Российский либерализм: Идеи и люди. В 2-х томах. Том 1: XVIII–XIX века - Коллектив авторов
Не приемля идею образования национал-либеральной партии, Арсеньев определял как «просветы в будущее» иные формы консолидации общественности, кристаллизовавшиеся под влиянием войны. По его словам, «поистине блестящими» были результаты широкой работы Земского и Городского союзов на фронте и в тылу. «На почве общей опасности зародились условия внутреннего мира и единения во имя общего блага», – комментировал он образование в августе 1915 года Прогрессивного блока.
Отмечая широкое сочувствие, которым было встречено это объединение, Арсеньев обосновывал «генетическую связь» между программой блока и адресом I Думы, приходя к заключению об итогах 10-летнего опыта парламентаризма в России: «Многое, считавшееся несбыточным, несвойственным русскому духу, непримиримым с русской действительностью, настоятельно требуется жизнью и укладывается в ее рамки, хотя, быть может, и не в тех формах, в каких оно намечалось сначала. Казавшееся крайним усваивается „золотой серединой“. <…> И если многое в требованиях адреса могло быть приписано… увлечению, необдуманности, незнанию народных нужд, непониманию народных взглядов, то ничего подобного о программе Прогрессивного блока сказать нельзя: она представляет собою результат „ума холодных наблюдений“, постепенно накоплявшихся, постепенно бравших верх над предрассудками и рутиной». Публицист указывал на легитимность блока как «голоса русской земли». Уверенный в жизнеспособности этого «союза во имя идеи» (с целью «создания условий, необходимых для правильного функционирования нового государственного строя»), Арсеньев считал, что «побудительная причина объединения» останется в силе, пока задачи оппозиции не будут решены.

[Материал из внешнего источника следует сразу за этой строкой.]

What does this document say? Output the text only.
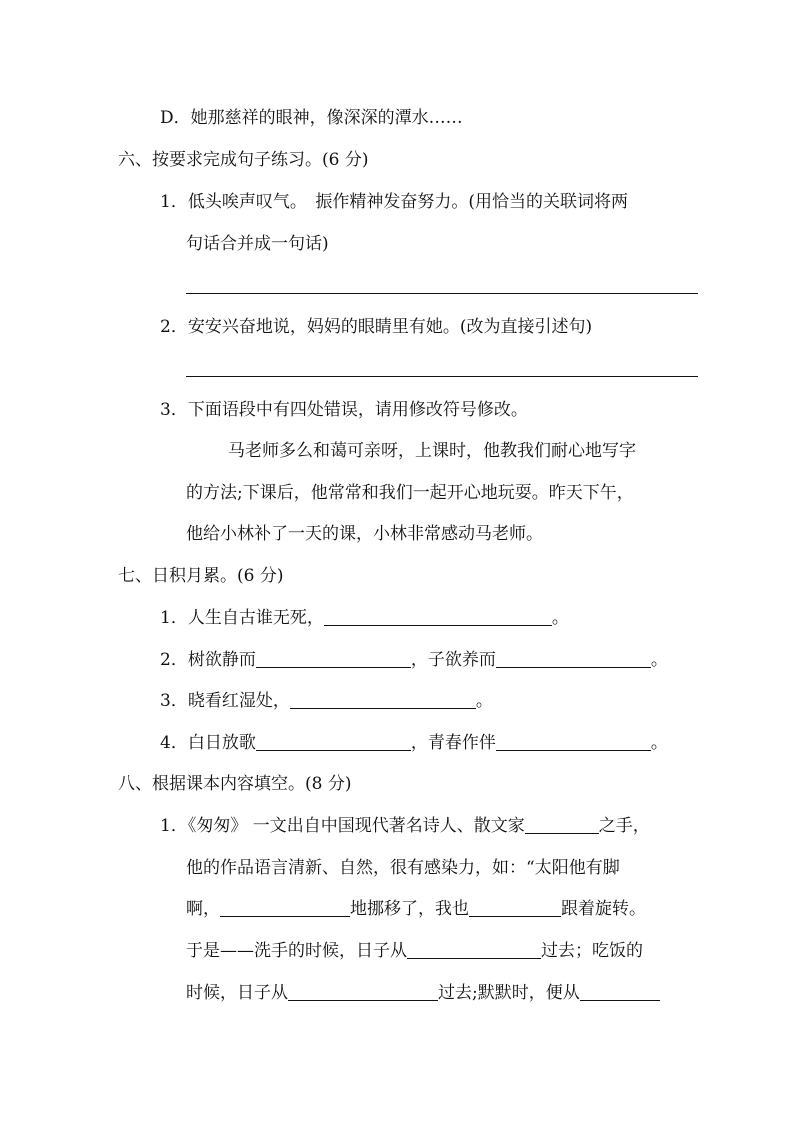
D．她那慈祥的眼神，像深深的潭水……
六、按要求完成句子练习。(6 分)
1．低头唉声叹气。　振作精神发奋努力。(用恰当的关联词将两
句话合并成一句话)
2．安安兴奋地说，妈妈的眼睛里有她。(改为直接引述句)
3．下面语段中有四处错误，请用修改符号修改。
马老师多么和蔼可亲呀，上课时，他教我们耐心地写字
的方法;下课后，他常常和我们一起开心地玩耍。昨天下午，
他给小林补了一天的课，小林非常感动马老师。
七、日积月累。(6 分)
1．人生自古谁无死，	。
2．树欲静而	，子欲养而	。
3．晓看红湿处，	。
4．白日放歌	，青春作伴	。
八、根据课本内容填空。(8 分)
1．《匆匆》 一文出自中国现代著名诗人、散文家	之手，
他的作品语言清新、自然，很有感染力，如：“太阳他有脚
啊，	地挪移了，我也	跟着旋转。
于是——洗手的时候，日子从	过去；吃饭的
时候，日子从	过去;默默时，便从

Анализируя драматичную судьбу Прогрессивного блока, публицист констатировал многосложность преград на пути реализации его программы, объясняя этим, в частности, причины «непраздничного настроения», в котором русское общество встретило юбилей Манифеста 17 октября 1905 года. Главным препятствием на пути становления в России конституционной монархии Арсеньев считал не прекращавшиеся в течение десятилетия попытки свести на нет разрыв с прошлым. «Одной из вопиющих аномалий переживаемой нами эпохи» назвал он прозвучавшее на открытии 4-й сессии Государственной думы (19 июля 1915 года) мнение депутата Маркова 2-го, согласно которому «в России нет конституции». Публицист указывал на опасность этой «политической ереси», поскольку данное «учение» поддерживалось правительственными кругами и их «неофициальными союзниками» (своего рода «кадровым резервом» высшей бюрократии) – правыми партиями, суть доктрины которых сводилась к признанию «неприкосновенности исконного политического строя, с внешней стороны слегка измененного государственными актами 1905 и 1906 годов, но сохранившего все свои существенные черты, по-прежнему не имеющего ничего общего с западноевропейским конституционным укладом». Возмущение публициста вызывал отказ приверженцев политической старины («так называемых „монархистов“») признать за собственным «самоназванием» какой-либо другой смысл, кроме традиционно-самодержавного, а также игнорирование ими, по мнению Арсеньева, очевидного факта: «монархия не приурочена к одной неподвижной форме… и не в закостенелости, которую хотела бы навязать ей известная категория ее опасных друзей, заключается ее сила».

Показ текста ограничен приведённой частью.